Liveage! | |
Type: | live |
Artist: | the Descendents |
Cover: | Descendents - Liveage! cover.jpg |
Border: | yes |
Recorded: | July 13, 1987 |
Venue: | First Avenue, Minneapolis |
Studio: | Third Wave Recording, Torrance, California |
Genre: | Punk rock |
Label: | SST (163) |
Producer: | Bill Stevenson |
Chronology: | Descendents |
Prev Title: | All |
Prev Year: | 1987 |
Next Title: | Two Things at Once |
Next Year: | 1988 |
Liveage! is a live album by the American punk rock band the Descendents, released in 1987 through SST Records. It is the band's first live album, it was recorded July 13, 1987 at First Avenue in Minneapolis during their summer 1987 "FinALL" tour, so-called because singer Milo Aukerman was leaving the Descendents to pursue a career in biochemistry, after which the band was relaunching itself under the name All. Liveage! was followed by a second live album, (1989), which was partly recorded at the same show but featured a completely different set of songs.
The album's title derives from the band having titled some of their songs by adding the suffix "-age" to words that would not normally use it (cf. "Myage", "Tonyage", "Bikeage", and "Cameage").
Liveage! was recorded July 13, 1987 at First Avenue in Minneapolis during the Descendents' 50-day Summer "FinALL" tour.[1] [2] [3] The show was recorded by Metro Mobile Location Recording, and the live recording was engineered by Timothy Powell, Mark Harder, and the band's talent manager and booking agent Matt Rector.[1] [3] [4] The "FinALL" tour was so-called both because it was their second tour promoting their most recent studio album, All (1987), and because it was to be, at the time, the Descendents' final tour; singer Milo Aukerman was quitting the band to pursue postgraduate education in biochemistry, after which the band was relaunching itself under the new name All with singer Dave Smalley (Aukerman would later reunite with the band in 1995 for further albums and tours under the Descendents name).[3] [5]

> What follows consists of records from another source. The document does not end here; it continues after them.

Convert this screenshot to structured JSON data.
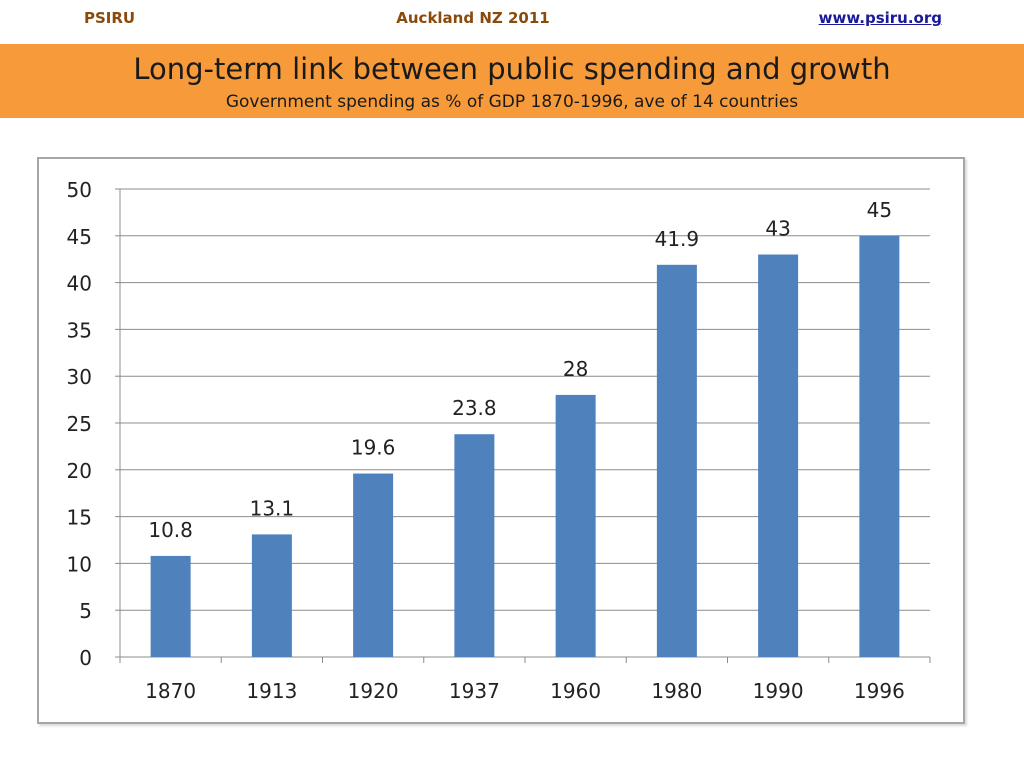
{
  "header": {
    "left": "PSIRU",
    "center": "Auckland NZ 2011",
    "right": "www.psiru.org"
  },
  "banner": {
    "title": "Long-term link between public spending and growth",
    "subtitle": "Government spending as % of GDP 1870-1996, ave of 14 countries"
  },
  "colors": {
    "banner": "#f79a3a",
    "bar": "#4f81bd",
    "header_text": "#8a4a0c",
    "link": "#1a1a9a"
  },
  "chart_data": {
    "type": "bar",
    "categories": [
      "1870",
      "1913",
      "1920",
      "1937",
      "1960",
      "1980",
      "1990",
      "1996"
    ],
    "values": [
      10.8,
      13.1,
      19.6,
      23.8,
      28,
      41.9,
      43,
      45
    ],
    "data_labels": [
      "10.8",
      "13.1",
      "19.6",
      "23.8",
      "28",
      "41.9",
      "43",
      "45"
    ],
    "ylim": [
      0,
      50
    ],
    "yticks": [
      0,
      5,
      10,
      15,
      20,
      25,
      30,
      35,
      40,
      45,
      50
    ],
    "grid": true,
    "legend": "none",
    "bar_color": "#4f81bd"
  }
}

The live recording was mastered at Third Wave Recording studio in Torrance, California by recording engineer Richard Andrews, who had worked on the band's last two albums, Enjoy! (1986) and All (1987).[1] Descendents drummer Bill Stevenson served as record producer.[1] The album liner featured an illustration by bassist Karl Alvarez done for the FinALL tour posters, depicting guitarist Stephen Egerton with wild eyes and a wide, toothy grin, wearing a spiked crown.[1] [6] ""When they go out on tour, Stephen likes to be the one that drives", said artist Chris Shary in a 2013 documentary of the band. "Well, he'd been up for a while, just pounding coffee, and Karl was in the back, and Stephen just turned back to look at him and it was this crazed [look], like almost the eyes spinning, and the big grin, and so Karl drew that out and that was the FinALL tour drawing."[1] The illustration was later modified an adapted into All's mascot Allroy.[1]

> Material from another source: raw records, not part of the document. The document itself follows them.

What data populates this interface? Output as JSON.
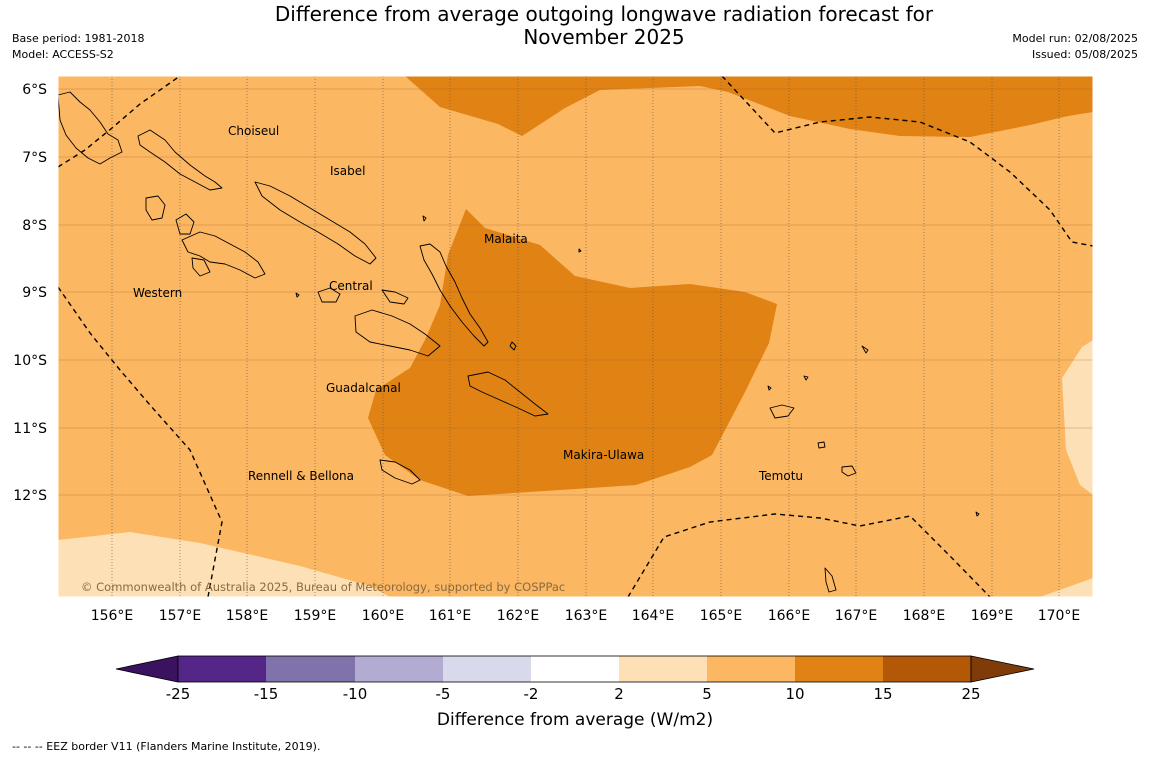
{
  "header": {
    "title_line1": "Difference from average outgoing longwave radiation forecast for",
    "title_line2": "November 2025",
    "base_period": "Base period: 1981-2018",
    "model": "Model: ACCESS-S2",
    "model_run": "Model run: 02/08/2025",
    "issued": "Issued: 05/08/2025"
  },
  "map": {
    "lon_ticks": [
      "156°E",
      "157°E",
      "158°E",
      "159°E",
      "160°E",
      "161°E",
      "162°E",
      "163°E",
      "164°E",
      "165°E",
      "166°E",
      "167°E",
      "168°E",
      "169°E",
      "170°E"
    ],
    "lat_ticks": [
      "6°S",
      "7°S",
      "8°S",
      "9°S",
      "10°S",
      "11°S",
      "12°S"
    ],
    "regions": [
      "Choiseul",
      "Isabel",
      "Malaita",
      "Western",
      "Central",
      "Guadalcanal",
      "Makira-Ulawa",
      "Rennell & Bellona",
      "Temotu"
    ],
    "copyright": "© Commonwealth of Australia 2025, Bureau of Meteorology, supported by COSPPac"
  },
  "colorbar": {
    "label": "Difference from average (W/m2)",
    "ticks": [
      "-25",
      "-15",
      "-10",
      "-5",
      "-2",
      "2",
      "5",
      "10",
      "15",
      "25"
    ],
    "colors": [
      "#3b1260",
      "#542688",
      "#8073ac",
      "#b2abd2",
      "#d8daeb",
      "#ffffff",
      "#fee0b6",
      "#fbb761",
      "#e08214",
      "#b35806",
      "#7f3b08"
    ]
  },
  "footnote": "--  --  -- EEZ border V11 (Flanders Marine Institute, 2019)."
}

Liveage! was released in late 1987 through SST Records as an 18-track LP and a 20-track cassette and compact disc, the latter two formats including the additional songs "Sour Grapes" and "Pervert".[7] The album featured many of the band's most popular songs, and was followed two years later by a second live album, , composed of an entirely different set of songs recorded partly at the same show as Liveage! and partly at a show in Berkeley, California three months earlier.[3] Stevenson explained:
Hallraker will be thought of as "the other" live Descendents LP. The Liveage! LP served as a sort of "greatist hits" album, as well as being an accurate documentary of the band in concert. But at the request of fans telling us about all of the songs we "should have put" on Liveage!, we decided to release another album with a completely different set of songs, giving people the entire view of the band, with nothing held back.[3]
Mike DaRonco of Allmusic gave Liveage! three stars out of five, saying that "One could classify this as a best-of live album, considering that it features all the hits [...] Bratty, aggravated punk-pop at its finest, the Descendents were not only way ahead of their time, but they were also one of the most influential punk bands of the '80s."[8] [9] Jenny Eliscu of Rolling Stone commented: "Given its superior selection of songs, Liveage! is the better of the band's two concert recordings; but Descendents weren't the kind of band to switch things up in concert, and these albums are for completists only."[10]